I have met twice more with Hira after the last blog post. I showed her what I know and can do so far which are the G, A minor, and C chord songs, the most basic chord combination. Hira noticed that my strumming is inconsistent and a little odd, so we decided to start entirely from square one to go over strumming patterns and how to strum (using what finger, what hand position). After a while of plucking and experimenting, we came to the conclusion that using my thumb is the easiest way for me to go. Some strumming patterns I learned are:
and a few more.
I didn’t really see the need for learning this in so much detail at first, but Hira sang and played two exact same songs with the same chords with only a difference in strumming pattern. The first time she picked at certain strings and it had a more melancholic vibe as to the energetic strumming made a sad song sound happy.
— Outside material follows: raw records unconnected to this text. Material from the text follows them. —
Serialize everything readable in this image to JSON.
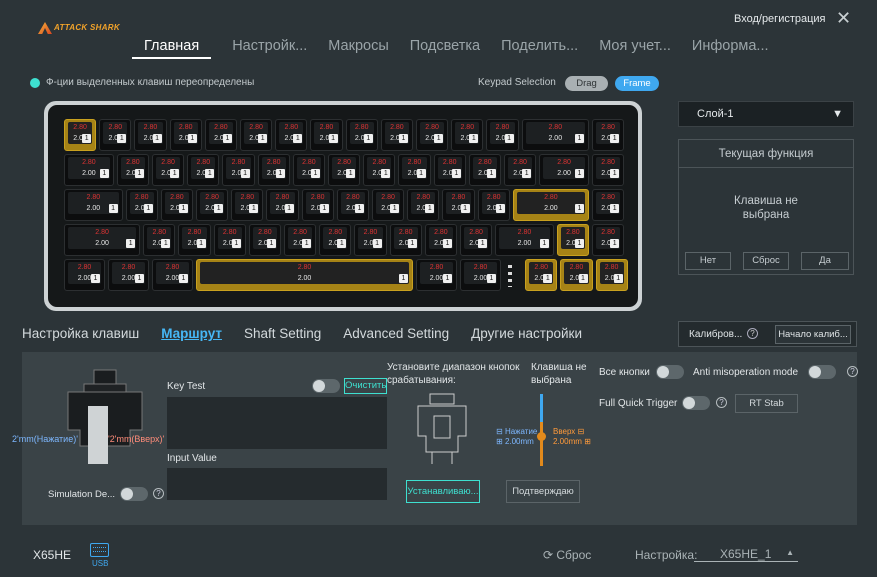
{
  "header": {
    "logo_text": "ATTACK SHARK",
    "login": "Вход/регистрация",
    "close": "✕",
    "nav": [
      "Главная",
      "Настройк...",
      "Макросы",
      "Подсветка",
      "Поделить...",
      "Моя учет...",
      "Информа..."
    ]
  },
  "notice": "Ф-ции выделенных клавиш переопределены",
  "keypad": {
    "label": "Keypad Selection",
    "drag": "Drag",
    "frame": "Frame"
  },
  "key_values": {
    "press": "2.80",
    "release": "2.00",
    "badge": "1"
  },
  "layer_select": {
    "value": "Слой-1",
    "arrow": "▼"
  },
  "current_function": {
    "title": "Текущая функция",
    "message_line1": "Клавиша не",
    "message_line2": "выбрана",
    "buttons": [
      "Нет",
      "Сброс",
      "Да"
    ]
  },
  "subtabs": [
    "Настройка клавиш",
    "Маршрут",
    "Shaft Setting",
    "Advanced Setting",
    "Другие настройки"
  ],
  "calibration": {
    "label": "Калибров...",
    "help": "?",
    "button": "Начало калиб..."
  },
  "route": {
    "press_label": "2'mm(Нажатие)'",
    "release_label": "'2'mm(Вверх)'",
    "simulation": "Simulation De...",
    "help": "?",
    "key_test": "Key Test",
    "clear": "Очистить",
    "input_value": "Input Value",
    "range_title_1": "Установите диапазон кнопок",
    "range_title_2": "срабатывания:",
    "key_not_selected_1": "Клавиша не",
    "key_not_selected_2": "выбрана",
    "press_small": "Нажатие",
    "press_val": "2.00mm",
    "up_small": "Вверх",
    "up_val": "2.00mm",
    "set_btn": "Устанавливаю...",
    "confirm_btn": "Подтверждаю",
    "all_keys": "Все кнопки",
    "anti_mis": "Anti misoperation mode",
    "fqt": "Full Quick Trigger",
    "rt_stab": "RT Stab"
  },
  "footer": {
    "device": "X65HE",
    "usb": "USB",
    "reset": "Сброс",
    "config_label": "Настройка:",
    "config_value": "X65HE_1"
  },
  "colors": {
    "accent": "#46b7f5",
    "cyan": "#3ee0d0",
    "gold": "#c9a11f"
  }
}
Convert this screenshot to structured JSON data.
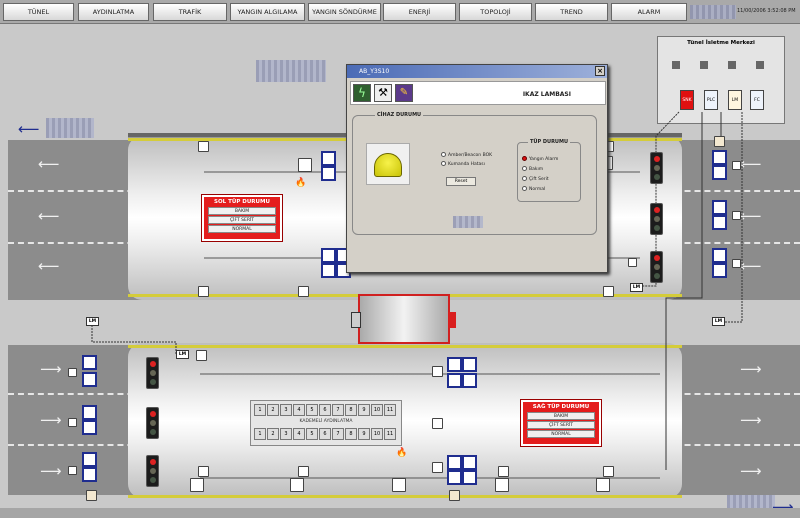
{
  "nav": [
    "TÜNEL",
    "AYDINLATMA",
    "TRAFİK",
    "YANGIN ALGILAMA",
    "YANGIN SÖNDÜRME",
    "ENERJİ",
    "TOPOLOJİ",
    "TREND",
    "ALARM"
  ],
  "datetime": "11/00/2006 3:52:08 PM",
  "control_center": {
    "title": "Tünel İsletme Merkezi",
    "units": [
      "SNK",
      "PLC",
      "LM",
      "FC"
    ]
  },
  "left_panel": {
    "title": "SOL TÜP DURUMU",
    "buttons": [
      "BAKIM",
      "ÇİFT SERİT",
      "NORMAL"
    ]
  },
  "right_panel": {
    "title": "SAĞ TÜP DURUMU",
    "buttons": [
      "BAKIM",
      "ÇİFT SERİT",
      "NORMAL"
    ]
  },
  "lm_label": "LM",
  "aydinlatma": {
    "label": "KADEMELİ AYDINLATMA",
    "top_cells": [
      "1",
      "2",
      "3",
      "4",
      "5",
      "6",
      "7",
      "8",
      "9",
      "10",
      "11"
    ],
    "bottom_cells": [
      "1",
      "2",
      "3",
      "4",
      "5",
      "6",
      "7",
      "8",
      "9",
      "10",
      "11"
    ]
  },
  "dialog": {
    "title": "AB_Y3S10",
    "header": "IKAZ LAMBASI",
    "group_title": "CİHAZ DURUMU",
    "options": [
      "Amber/Beacon BOK",
      "Kumanda Hatası"
    ],
    "reset": "Reset",
    "tup_title": "TÜP DURUMU",
    "tup_options": [
      "Yangın Alarm",
      "Bakım",
      "Çift Serit",
      "Normal"
    ]
  },
  "colors": {
    "panel": "#e41d1d",
    "accent": "#1f2d8f",
    "lamp": "#e8e30f",
    "title_bar": "#4b6bb6"
  },
  "icons": [
    "bolt-icon",
    "wrench-icon",
    "book-icon",
    "warning-lamp-icon",
    "fire-icon",
    "arrow-left-icon",
    "arrow-right-icon"
  ]
}
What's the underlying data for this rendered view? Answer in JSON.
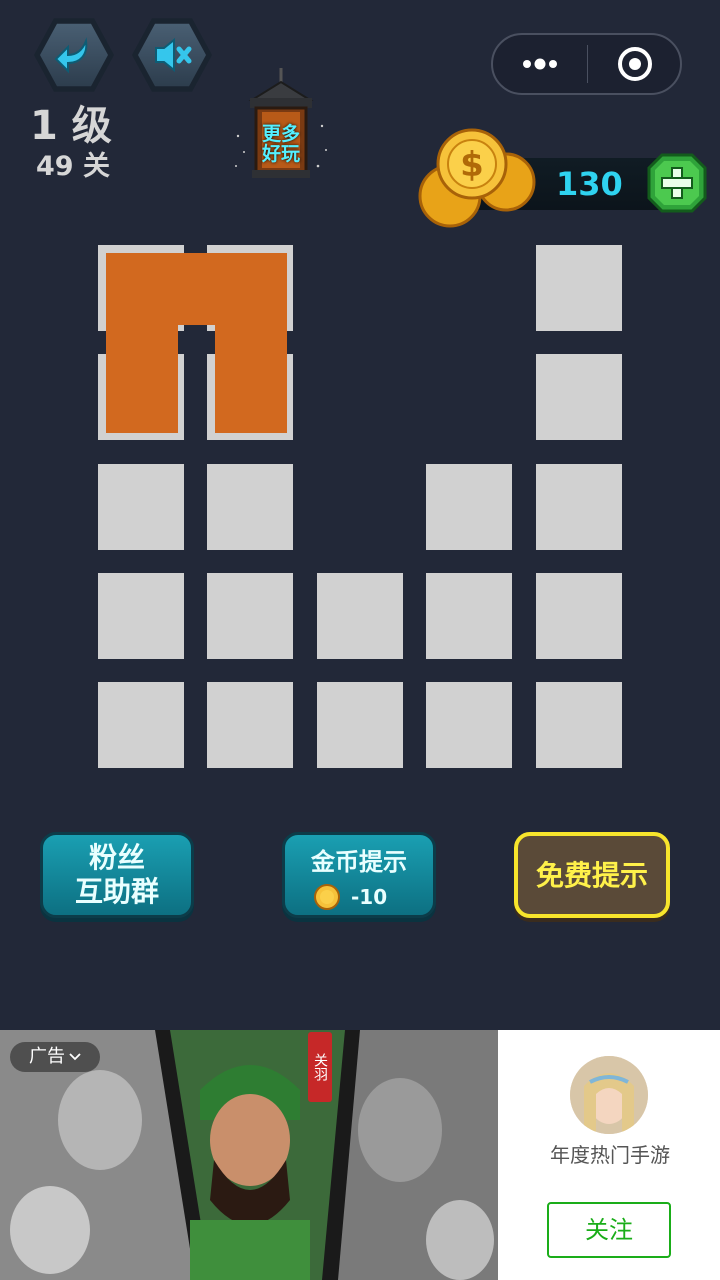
{
  "top_bar": {
    "back_icon": "back-arrow-icon",
    "mute_icon": "speaker-muted-icon",
    "level_label": "1 级",
    "stage_label": "49 关",
    "more_games_label_line1": "更多",
    "more_games_label_line2": "好玩",
    "menu_icon": "more-dots-icon",
    "close_icon": "target-circle-icon"
  },
  "coins": {
    "value": "130",
    "coin_icon": "gold-coin-icon",
    "add_icon": "green-plus-gem-icon"
  },
  "actions": {
    "fans_line1": "粉丝",
    "fans_line2": "互助群",
    "coin_hint_label": "金币提示",
    "coin_hint_cost": "-10",
    "free_hint_label": "免费提示"
  },
  "ad": {
    "tag_label": "广告",
    "tag_icon": "chevron-down-icon",
    "character_badge": "关羽",
    "app_title": "年度热门手游",
    "follow_label": "关注"
  },
  "colors": {
    "background": "#222838",
    "cell": "#d1d1d1",
    "piece": "#d2691f",
    "coin_text": "#2fd3f0",
    "free_hint_border": "#f7e52c"
  }
}
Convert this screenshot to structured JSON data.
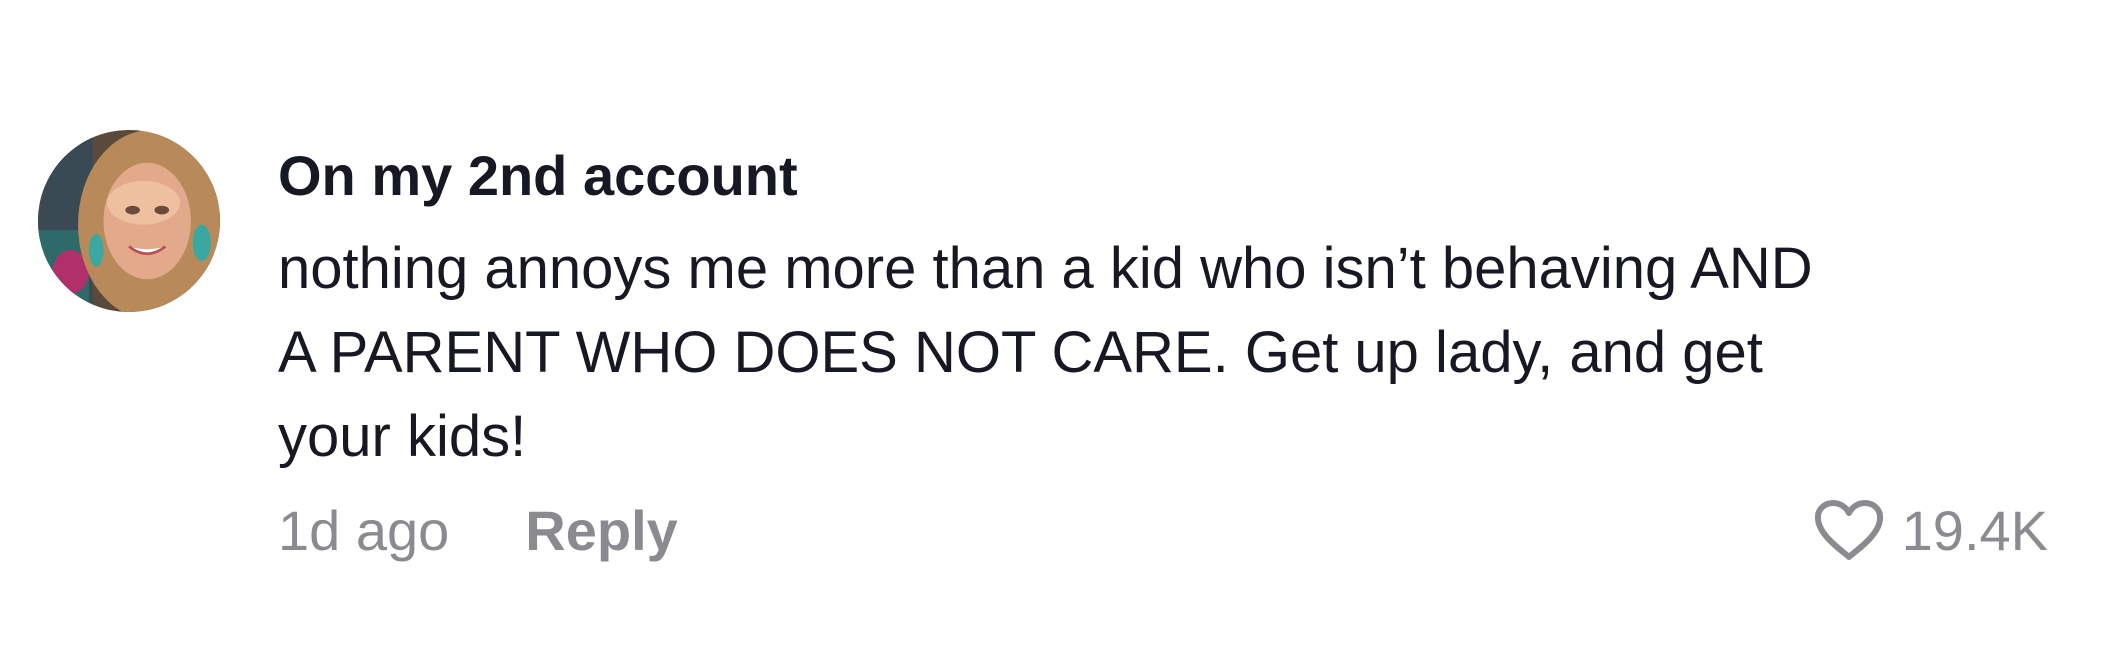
{
  "comment": {
    "username": "On my 2nd account",
    "text_lines": [
      "nothing annoys me more than a kid who isn’t behaving AND",
      "A PARENT WHO DOES NOT CARE. Get up lady, and get",
      "your kids!"
    ],
    "timestamp": "1d ago",
    "reply_label": "Reply",
    "like_count": "19.4K",
    "icons": {
      "avatar": "user-avatar",
      "like": "heart-outline-icon"
    },
    "colors": {
      "primary_text": "#161823",
      "secondary_text": "#8a8b91",
      "background": "#ffffff"
    }
  }
}
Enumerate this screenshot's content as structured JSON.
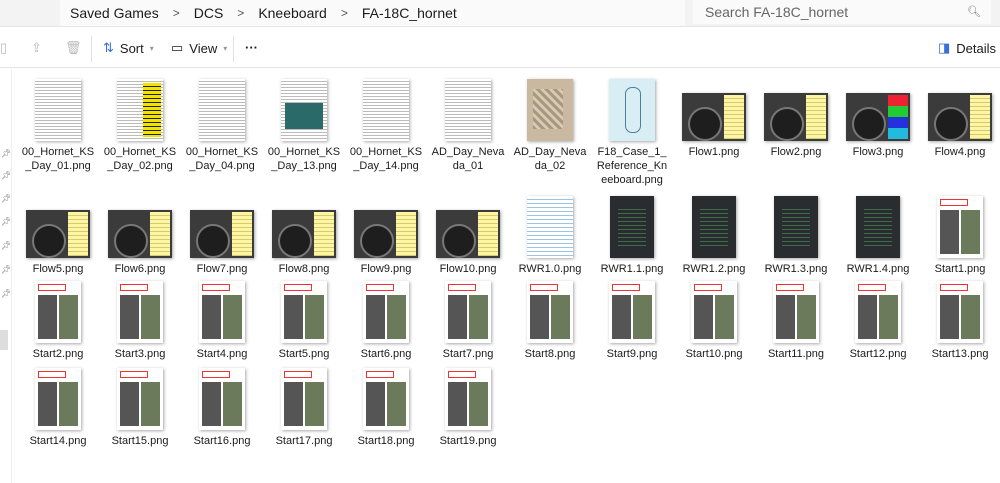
{
  "breadcrumb": [
    "Saved Games",
    "DCS",
    "Kneeboard",
    "FA-18C_hornet"
  ],
  "search": {
    "placeholder": "Search FA-18C_hornet"
  },
  "toolbar": {
    "sort": "Sort",
    "view": "View",
    "more": "···",
    "details": "Details"
  },
  "files": [
    {
      "name": "00_Hornet_KS_Day_01.png",
      "kind": "doc"
    },
    {
      "name": "00_Hornet_KS_Day_02.png",
      "kind": "doc y"
    },
    {
      "name": "00_Hornet_KS_Day_04.png",
      "kind": "doc"
    },
    {
      "name": "00_Hornet_KS_Day_13.png",
      "kind": "doc t"
    },
    {
      "name": "00_Hornet_KS_Day_14.png",
      "kind": "doc"
    },
    {
      "name": "AD_Day_Nevada_01",
      "kind": "doc"
    },
    {
      "name": "AD_Day_Nevada_02",
      "kind": "doc map"
    },
    {
      "name": "F18_Case_1_Reference_Kneeboard.png",
      "kind": "doc case"
    },
    {
      "name": "Flow1.png",
      "kind": "cock"
    },
    {
      "name": "Flow2.png",
      "kind": "cock"
    },
    {
      "name": "Flow3.png",
      "kind": "cock rgb"
    },
    {
      "name": "Flow4.png",
      "kind": "cock"
    },
    {
      "name": "Flow5.png",
      "kind": "cock"
    },
    {
      "name": "Flow6.png",
      "kind": "cock"
    },
    {
      "name": "Flow7.png",
      "kind": "cock"
    },
    {
      "name": "Flow8.png",
      "kind": "cock"
    },
    {
      "name": "Flow9.png",
      "kind": "cock"
    },
    {
      "name": "Flow10.png",
      "kind": "cock"
    },
    {
      "name": "RWR1.0.png",
      "kind": "rwr0"
    },
    {
      "name": "RWR1.1.png",
      "kind": "rwr"
    },
    {
      "name": "RWR1.2.png",
      "kind": "rwr"
    },
    {
      "name": "RWR1.3.png",
      "kind": "rwr"
    },
    {
      "name": "RWR1.4.png",
      "kind": "rwr"
    },
    {
      "name": "Start1.png",
      "kind": "start"
    },
    {
      "name": "Start2.png",
      "kind": "start"
    },
    {
      "name": "Start3.png",
      "kind": "start"
    },
    {
      "name": "Start4.png",
      "kind": "start"
    },
    {
      "name": "Start5.png",
      "kind": "start"
    },
    {
      "name": "Start6.png",
      "kind": "start"
    },
    {
      "name": "Start7.png",
      "kind": "start"
    },
    {
      "name": "Start8.png",
      "kind": "start"
    },
    {
      "name": "Start9.png",
      "kind": "start"
    },
    {
      "name": "Start10.png",
      "kind": "start"
    },
    {
      "name": "Start11.png",
      "kind": "start"
    },
    {
      "name": "Start12.png",
      "kind": "start"
    },
    {
      "name": "Start13.png",
      "kind": "start"
    },
    {
      "name": "Start14.png",
      "kind": "start"
    },
    {
      "name": "Start15.png",
      "kind": "start"
    },
    {
      "name": "Start16.png",
      "kind": "start"
    },
    {
      "name": "Start17.png",
      "kind": "start"
    },
    {
      "name": "Start18.png",
      "kind": "start"
    },
    {
      "name": "Start19.png",
      "kind": "start"
    }
  ]
}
I learned that the ukulele isn’t always just about the sound, the strumming pattern really matters in expressing a song the way I want it to sound.
I also learned that there are different kinds of ukuleles like a soprano and a baritone. They differ in sizes.
How to have a beautiful mind:
How to listen/ask questions:
Me: I do not understand why this is important. This is difficult. Could you explain the usage of strumming? Why can’t I just improvise?
Hira: Well, strumming is important because since ukulele is such a small and simple instrument, it plays a large factor in how the song actually sounds. It also sounds unorganized and quite frankly, bad if you don’t plan it out.
Me: Okay, could you show me an example?
Hira: Sure, I’ll play one song twice with different strumming patterns.
Me: Wow, it really is different. So if I try this I can make songs sound happier or sadder at my desire?
Hira: Exactly! This is important to consider as it can add suspense or emphasis on certain areas. It also helps you find a good song to perform.
DeBono states that if “you listen carefully and attentively you will get more value from listening than talking” (p. 67).
I demonstrated this as I asked questions related to the subject and continued the conversation so I can listen and learn.
I’m having a great time so far! I am thinking about investing in a better ukulele as my current one is practically a toy from amazon…
I’ll be back with more good progress!